3 Ways to Analyze the State of the Union with Text Analytics

To most people, analyzing last week’s State of the Union address, is something politicians and talking heads do. It involves talking about policy, politics, and the occasional presidential zinger. But when you add text analytics to the mix, the picture becomes a lot bigger and a lot more interesting. Here are three different ways text analytics was used to analyze the State of the Union:

1. Word Frequency

A faculty member in the Northeastern NU Lab for Texts, Maps, and Networks, Ben Schmidt, put the language of 2015 State of the Union address in context of every other State of the Union ever given. Among his many fascinating discoveries were the 84 words used in President Obama’s speech which have never before been used in a State of the Union, including “lesbian”, “Instagram”, and “innovators”. Check out his State of the Union visualization – you can see the frequency with which any word or two-word phrase has been used in every State of the Union ever.


2. Readability

In a different approach, Vocativ used the Flesch-Kincaid readability test to analyze not only the readability level of each of President Obama’s speeches, but the average scores for every president dating back to Woodrow Wilson. According to their findings, this year’s State of the Union speech scored a 10.0, or tenth-grade level accessibility, the highest level of any State of the Union address he’s given so far. The analysis also shows a downward trend in the sophistication of the language in State of the Union speeches over the years.
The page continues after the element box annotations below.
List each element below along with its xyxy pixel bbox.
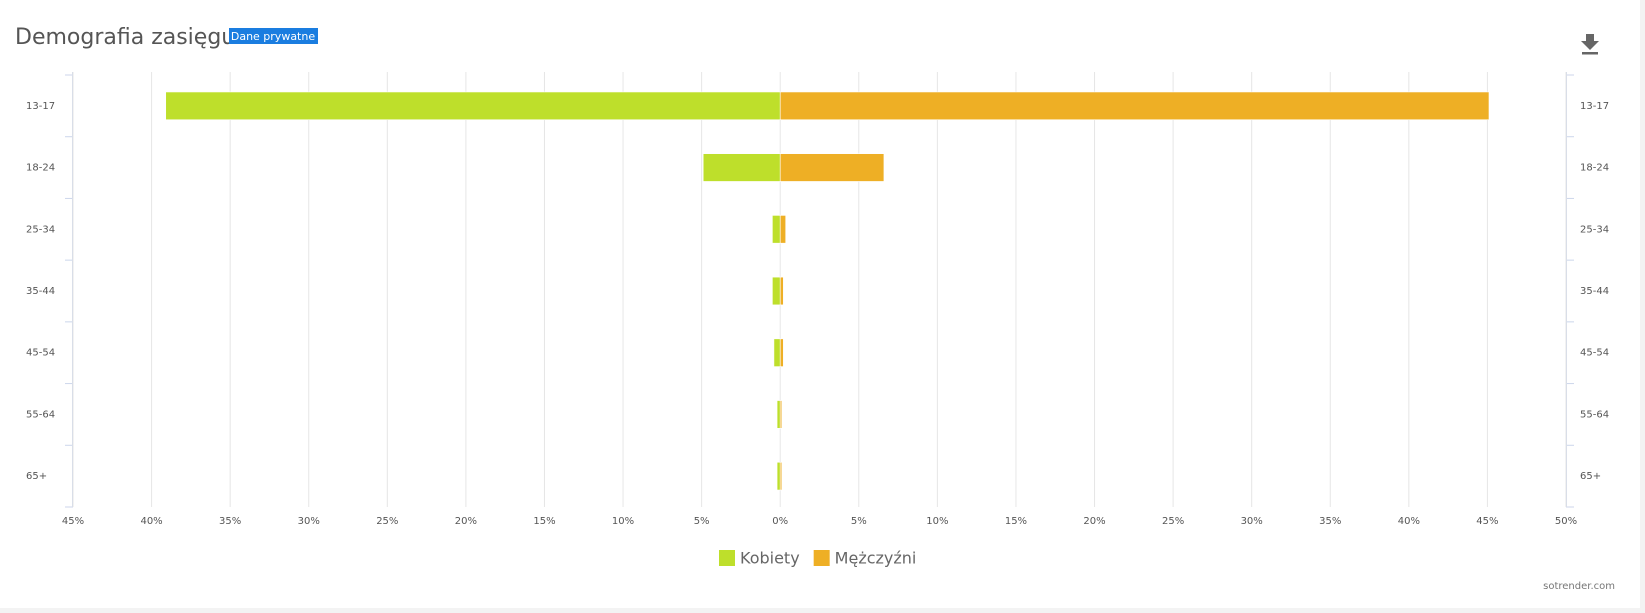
- bar: [773, 338, 781, 367]
- bar: [772, 276, 781, 306]
- bar: [772, 215, 781, 244]
- x-tick-label: 25%: [1162, 516, 1184, 527]
- credit: sotrender.com: [1543, 581, 1615, 592]
- y-tick-label: 18-24: [1580, 163, 1609, 174]
- badge-bg: [229, 28, 318, 44]
- x-tick-label: 0%: [772, 516, 788, 527]
- bar: [779, 91, 1490, 121]
- x-tick-label: 5%: [851, 516, 867, 527]
- bar: [776, 400, 781, 429]
- bar: [776, 461, 781, 491]
- y-tick-label: 35-44: [1580, 286, 1609, 297]
- x-tick-label: 45%: [62, 516, 84, 527]
- download-arrow[interactable]: [1581, 34, 1599, 50]
- x-tick-label: 40%: [140, 516, 162, 527]
- bar: [702, 153, 781, 182]
- x-tick-label: 50%: [1555, 516, 1577, 527]
- y-tick-label: 45-54: [1580, 348, 1609, 359]
- x-tick-label: 15%: [533, 516, 555, 527]
- y-tick-label: 13-17: [1580, 101, 1609, 112]
- x-tick-label: 15%: [1005, 516, 1027, 527]
- legend-label: Kobiety: [740, 549, 800, 568]
- chart-title: Demografia zasięgu: [15, 25, 235, 50]
- x-tick-label: 20%: [455, 516, 477, 527]
- bar: [165, 91, 781, 121]
- x-tick-label: 10%: [926, 516, 948, 527]
- y-tick-label: 55-64: [26, 409, 55, 420]
- y-tick-label: 25-34: [26, 224, 55, 235]
- y-tick-label: 25-34: [1580, 224, 1609, 235]
- download-base[interactable]: [1582, 52, 1598, 55]
- x-tick-label: 30%: [1241, 516, 1263, 527]
- bar: [779, 338, 784, 367]
- y-tick-label: 65+: [1580, 471, 1601, 482]
- y-tick-label: 55-64: [1580, 409, 1609, 420]
- download-icon[interactable]: [1581, 34, 1599, 55]
- y-tick-label: 18-24: [26, 163, 55, 174]
- x-tick-label: 35%: [219, 516, 241, 527]
- bar: [779, 153, 885, 182]
- x-tick-label: 45%: [1476, 516, 1498, 527]
- y-tick-label: 45-54: [26, 348, 55, 359]
- y-tick-label: 35-44: [26, 286, 55, 297]
- x-tick-label: 40%: [1398, 516, 1420, 527]
- legend-swatch: [813, 550, 830, 566]
- x-tick-label: 25%: [376, 516, 398, 527]
- x-tick-label: 10%: [612, 516, 634, 527]
- badge: Dane prywatne: [231, 30, 315, 43]
- y-tick-label: 13-17: [26, 101, 55, 112]
- x-tick-label: 35%: [1319, 516, 1341, 527]
- bar: [779, 400, 783, 429]
- y-tick-label: 65+: [26, 471, 47, 482]
- legend-label: Mężczyźni: [835, 549, 917, 568]
- x-tick-label: 5%: [694, 516, 710, 527]
- bar: [779, 461, 783, 491]
- bar: [779, 215, 787, 244]
- x-tick-label: 30%: [298, 516, 320, 527]
- legend-swatch: [719, 550, 735, 566]
- bar: [779, 276, 784, 306]
- x-tick-label: 20%: [1083, 516, 1105, 527]
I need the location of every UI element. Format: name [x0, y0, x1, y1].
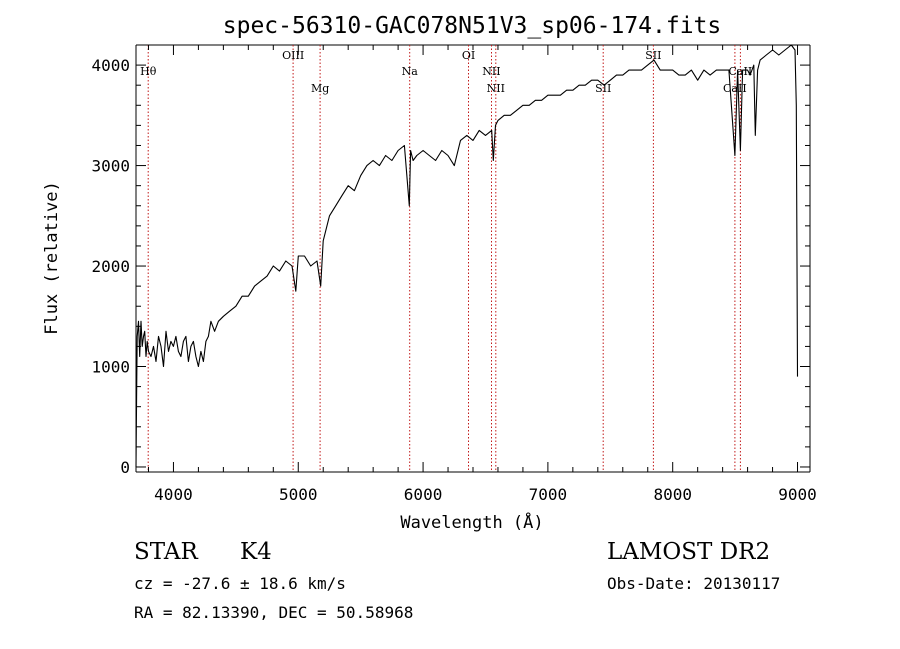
line-label-1: OIII: [282, 49, 304, 62]
line-label-7: SII: [595, 82, 611, 95]
x-tick-label: 7000: [529, 485, 568, 504]
y-tick-label: 1000: [91, 358, 130, 377]
line-label-9: CaII: [723, 82, 747, 95]
spectral-subclass: K4: [240, 539, 272, 565]
line-label-2: Mg: [311, 82, 329, 95]
y-axis-label: Flux (relative): [42, 181, 62, 335]
object-class: STAR: [134, 539, 198, 565]
y-tick-label: 0: [120, 458, 130, 477]
series-line-0: [135, 44, 799, 468]
line-label-10: CaII: [729, 65, 753, 78]
line-label-6: NII: [487, 82, 505, 95]
line-label-8: SII: [645, 49, 661, 62]
x-tick-label: 8000: [653, 485, 692, 504]
coordinates: RA = 82.13390, DEC = 50.58968: [134, 603, 414, 622]
line-label-3: Na: [402, 65, 419, 78]
x-tick-label: 4000: [154, 485, 193, 504]
y-tick-label: 3000: [91, 157, 130, 176]
observation-date: Obs-Date: 20130117: [607, 574, 781, 593]
x-axis-label: Wavelength (Å): [400, 511, 543, 533]
survey-name: LAMOST DR2: [607, 539, 771, 565]
y-tick-label: 2000: [91, 257, 130, 276]
x-tick-label: 9000: [778, 485, 817, 504]
x-tick-label: 5000: [279, 485, 318, 504]
y-tick-label: 4000: [91, 56, 130, 75]
line-label-4: OI: [462, 49, 475, 62]
x-tick-label: 6000: [404, 485, 443, 504]
line-label-0: Hθ: [140, 65, 157, 78]
line-label-5: NII: [482, 65, 500, 78]
chart-title: spec-56310-GAC078N51V3_sp06-174.fits: [223, 13, 722, 39]
redshift-cz: cz = -27.6 ± 18.6 km/s: [134, 574, 346, 593]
Woodrow Wilson scored an average 15, FDR a 13, and Reagan an 11, for example. For more on the downward trend in presidential speech readability levels, check out this fascinating interactive graph (original graph is not on the Vocativ site anymore, but a similar one is found in the linked Guardian article) of over 600 speeches in the last 200 years.


3. Ideology

Real Clear Politics published a piece in which they analyzed the political tone of 34 presidential speeches, starting with President Reagan in 1981. They were able to chart each speech ideologically (on a left-right political scale) based  on its content. Their analysis shows President Clinton’s speeches shifted significantly to the right during his second term. Interestingly, President Obama’s speeches have become more liberal in the past six years, although the article points out that according to their analysis, this president has been more ideologically consistent in the content of his speech than Presidents George W. Bush or Bill Clinton.

There are a countless ways to explore unstructured content using text analytics.